In the enterprise context, there is often still some groundwork to be laid with customers new to bots, particularly around understanding what they can do and working through potential use cases.
Interaction with SAP Hybris is a particularly fertile ground when considering how Kore bots can be deployed. For example, by using the NLP capability of Kore bots to allow a consumer to simply ask what they are looking for on a website, the experience is simplified and humanised.
“Telling a bot, ‘I want this, this and this’, is a natural human expression. Kore is taking that human intent and passing that instruction back to Hybris. Hybris provides [that information], and the website is updated to deliver it to the consumer,” Kearon said. “It’s a far easier way of providing a very powerful engagement model. There are so many different examples where making that ‘conversational commerce’ or conversational service experience is taken to a whole new level through human expression.”

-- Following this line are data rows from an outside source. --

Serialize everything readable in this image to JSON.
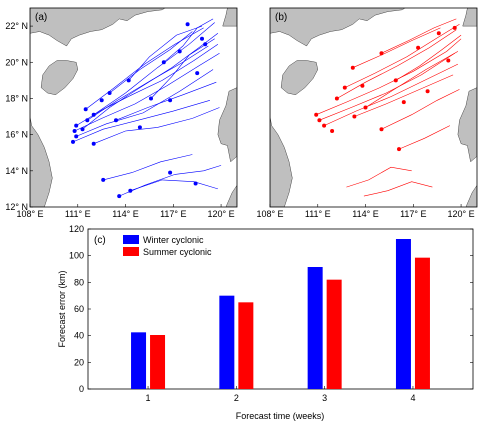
{
  "colors": {
    "winter": "#0000ff",
    "summer": "#ff0000",
    "land": "#bfbfbf",
    "coast": "#444444",
    "frame": "#000000"
  },
  "maps": {
    "lon_ticks": [
      "108° E",
      "111° E",
      "114° E",
      "117° E",
      "120° E"
    ],
    "lat_ticks": [
      "12° N",
      "14° N",
      "16° N",
      "18° N",
      "20° N",
      "22° N"
    ],
    "lon_range": [
      108,
      121
    ],
    "lat_range": [
      12,
      23
    ],
    "panels": [
      {
        "label": "(a)",
        "series": "winter",
        "tracks": [
          [
            [
              110.8,
              16.2
            ],
            [
              112.5,
              16.9
            ],
            [
              114.6,
              17.7
            ],
            [
              116.6,
              18.7
            ],
            [
              118.6,
              19.8
            ],
            [
              119.9,
              20.5
            ]
          ],
          [
            [
              110.9,
              15.9
            ],
            [
              112.8,
              16.6
            ],
            [
              115.1,
              17.2
            ],
            [
              117.4,
              18.4
            ],
            [
              119.5,
              19.6
            ]
          ],
          [
            [
              111.3,
              16.3
            ],
            [
              113.0,
              17.5
            ],
            [
              114.9,
              18.6
            ],
            [
              116.9,
              19.7
            ],
            [
              118.6,
              20.8
            ],
            [
              119.8,
              21.6
            ]
          ],
          [
            [
              111.6,
              16.8
            ],
            [
              113.5,
              17.9
            ],
            [
              115.6,
              19.0
            ],
            [
              117.6,
              20.0
            ],
            [
              119.2,
              20.9
            ]
          ],
          [
            [
              112.0,
              17.1
            ],
            [
              114.0,
              18.3
            ],
            [
              116.0,
              19.7
            ],
            [
              118.0,
              21.0
            ],
            [
              119.6,
              22.2
            ]
          ],
          [
            [
              110.9,
              16.5
            ],
            [
              112.6,
              17.4
            ],
            [
              114.4,
              18.2
            ],
            [
              116.3,
              19.0
            ],
            [
              118.3,
              20.1
            ],
            [
              119.8,
              21.0
            ]
          ],
          [
            [
              111.5,
              17.4
            ],
            [
              113.3,
              18.6
            ],
            [
              115.2,
              19.9
            ],
            [
              117.1,
              21.0
            ],
            [
              118.9,
              21.9
            ]
          ],
          [
            [
              113.0,
              18.3
            ],
            [
              114.9,
              19.6
            ],
            [
              116.8,
              20.7
            ],
            [
              118.2,
              21.7
            ]
          ],
          [
            [
              114.2,
              19.0
            ],
            [
              115.5,
              20.3
            ],
            [
              117.2,
              21.5
            ],
            [
              118.8,
              22.0
            ]
          ],
          [
            [
              110.7,
              15.6
            ],
            [
              112.6,
              16.3
            ],
            [
              114.8,
              16.8
            ],
            [
              117.0,
              17.3
            ],
            [
              119.3,
              17.9
            ]
          ],
          [
            [
              112.0,
              15.5
            ],
            [
              114.0,
              16.2
            ],
            [
              116.0,
              16.4
            ],
            [
              118.2,
              16.9
            ],
            [
              119.9,
              17.5
            ]
          ],
          [
            [
              113.4,
              16.8
            ],
            [
              115.4,
              17.5
            ],
            [
              117.6,
              18.2
            ],
            [
              119.7,
              18.9
            ]
          ],
          [
            [
              115.6,
              18.0
            ],
            [
              116.9,
              19.2
            ],
            [
              118.0,
              20.4
            ],
            [
              119.6,
              21.3
            ]
          ],
          [
            [
              116.4,
              20.0
            ],
            [
              117.6,
              20.9
            ],
            [
              118.5,
              21.9
            ],
            [
              119.5,
              22.4
            ]
          ],
          [
            [
              113.6,
              12.6
            ],
            [
              115.2,
              13.2
            ],
            [
              117.1,
              13.8
            ],
            [
              118.9,
              14.0
            ],
            [
              120.0,
              14.3
            ]
          ],
          [
            [
              112.6,
              13.5
            ],
            [
              114.4,
              13.9
            ],
            [
              116.2,
              14.5
            ],
            [
              118.2,
              14.9
            ]
          ],
          [
            [
              114.3,
              12.9
            ],
            [
              116.3,
              13.5
            ],
            [
              118.3,
              13.4
            ],
            [
              119.8,
              13.0
            ]
          ]
        ],
        "dots": [
          [
            110.8,
            16.2
          ],
          [
            110.9,
            15.9
          ],
          [
            111.3,
            16.3
          ],
          [
            111.6,
            16.8
          ],
          [
            112.0,
            17.1
          ],
          [
            110.9,
            16.5
          ],
          [
            111.5,
            17.4
          ],
          [
            113.0,
            18.3
          ],
          [
            114.2,
            19.0
          ],
          [
            110.7,
            15.6
          ],
          [
            112.0,
            15.5
          ],
          [
            113.4,
            16.8
          ],
          [
            115.6,
            18.0
          ],
          [
            116.4,
            20.0
          ],
          [
            117.4,
            20.6
          ],
          [
            118.8,
            21.3
          ],
          [
            116.8,
            17.9
          ],
          [
            118.5,
            19.4
          ],
          [
            119.0,
            21.0
          ],
          [
            117.9,
            22.1
          ],
          [
            113.6,
            12.6
          ],
          [
            112.6,
            13.5
          ],
          [
            114.3,
            12.9
          ],
          [
            116.8,
            13.9
          ],
          [
            118.4,
            13.3
          ],
          [
            112.5,
            17.9
          ],
          [
            114.9,
            16.4
          ]
        ]
      },
      {
        "label": "(b)",
        "series": "summer",
        "tracks": [
          [
            [
              110.9,
              17.1
            ],
            [
              112.8,
              17.8
            ],
            [
              114.9,
              18.6
            ],
            [
              117.0,
              19.5
            ],
            [
              119.1,
              20.6
            ],
            [
              120.0,
              21.3
            ]
          ],
          [
            [
              111.1,
              16.8
            ],
            [
              113.1,
              17.5
            ],
            [
              115.3,
              18.3
            ],
            [
              117.5,
              19.3
            ],
            [
              119.6,
              20.5
            ]
          ],
          [
            [
              111.4,
              16.5
            ],
            [
              113.4,
              17.3
            ],
            [
              115.6,
              18.1
            ],
            [
              117.7,
              19.0
            ],
            [
              119.8,
              19.9
            ]
          ],
          [
            [
              112.2,
              18.0
            ],
            [
              114.0,
              18.9
            ],
            [
              116.0,
              19.8
            ],
            [
              118.0,
              20.8
            ],
            [
              119.7,
              21.8
            ]
          ],
          [
            [
              112.7,
              18.6
            ],
            [
              114.6,
              19.4
            ],
            [
              116.6,
              20.3
            ],
            [
              118.6,
              21.4
            ],
            [
              119.9,
              22.1
            ]
          ],
          [
            [
              113.3,
              17.0
            ],
            [
              115.3,
              17.7
            ],
            [
              117.4,
              18.5
            ],
            [
              119.5,
              19.3
            ]
          ],
          [
            [
              114.0,
              17.5
            ],
            [
              115.8,
              18.5
            ],
            [
              117.8,
              19.6
            ],
            [
              119.8,
              20.6
            ]
          ],
          [
            [
              113.2,
              19.7
            ],
            [
              115.0,
              20.4
            ],
            [
              116.9,
              21.2
            ],
            [
              118.7,
              21.9
            ]
          ],
          [
            [
              115.0,
              20.5
            ],
            [
              116.7,
              21.2
            ],
            [
              118.3,
              21.9
            ],
            [
              119.7,
              22.4
            ]
          ],
          [
            [
              115.9,
              19.0
            ],
            [
              117.4,
              19.8
            ],
            [
              118.8,
              20.7
            ],
            [
              120.0,
              21.5
            ]
          ],
          [
            [
              115.0,
              16.3
            ],
            [
              116.9,
              17.1
            ],
            [
              118.5,
              17.9
            ],
            [
              119.9,
              18.5
            ]
          ],
          [
            [
              116.1,
              15.2
            ],
            [
              117.7,
              15.8
            ],
            [
              119.3,
              16.5
            ]
          ],
          [
            [
              112.8,
              13.1
            ],
            [
              114.2,
              13.5
            ],
            [
              115.6,
              14.2
            ],
            [
              116.9,
              14.0
            ]
          ],
          [
            [
              113.9,
              12.6
            ],
            [
              115.4,
              12.9
            ],
            [
              116.9,
              13.4
            ],
            [
              118.2,
              13.1
            ]
          ]
        ],
        "dots": [
          [
            110.9,
            17.1
          ],
          [
            111.1,
            16.8
          ],
          [
            111.4,
            16.5
          ],
          [
            112.2,
            18.0
          ],
          [
            112.7,
            18.6
          ],
          [
            113.3,
            17.0
          ],
          [
            114.0,
            17.5
          ],
          [
            113.2,
            19.7
          ],
          [
            115.0,
            20.5
          ],
          [
            115.9,
            19.0
          ],
          [
            115.0,
            16.3
          ],
          [
            116.1,
            15.2
          ],
          [
            117.3,
            20.8
          ],
          [
            118.6,
            21.6
          ],
          [
            119.2,
            20.1
          ],
          [
            117.9,
            18.4
          ],
          [
            119.6,
            21.9
          ],
          [
            116.4,
            17.8
          ],
          [
            113.8,
            18.7
          ],
          [
            111.9,
            16.2
          ]
        ]
      }
    ]
  },
  "chart_data": {
    "type": "bar",
    "panel_label": "(c)",
    "categories": [
      "1",
      "2",
      "3",
      "4"
    ],
    "series": [
      {
        "name": "Winter cyclonic",
        "values": [
          42.5,
          70,
          91.5,
          112.5
        ]
      },
      {
        "name": "Summer cyclonic",
        "values": [
          40.5,
          65,
          82,
          98.5
        ]
      }
    ],
    "xlabel": "Forecast time (weeks)",
    "ylabel": "Forecast error (km)",
    "ylim": [
      0,
      120
    ],
    "yticks": [
      "0",
      "20",
      "40",
      "60",
      "80",
      "100",
      "120"
    ],
    "grid": false,
    "legend_position": "top-left"
  }
}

And this could have application in both private and public sector contexts. In Australia, Kore, together with SAP, has been exploring ways that its bots could work with both SAP Hybris and SAP CRM on particular service scenarios for the Department of Human Services.
According to Kearon, it all comes down to making the experience as seamless and natural as possible.
“The basic principle of Kore is that we believe it should be as easy for a person to communicate with the system as we have all become used to communicating with other people.”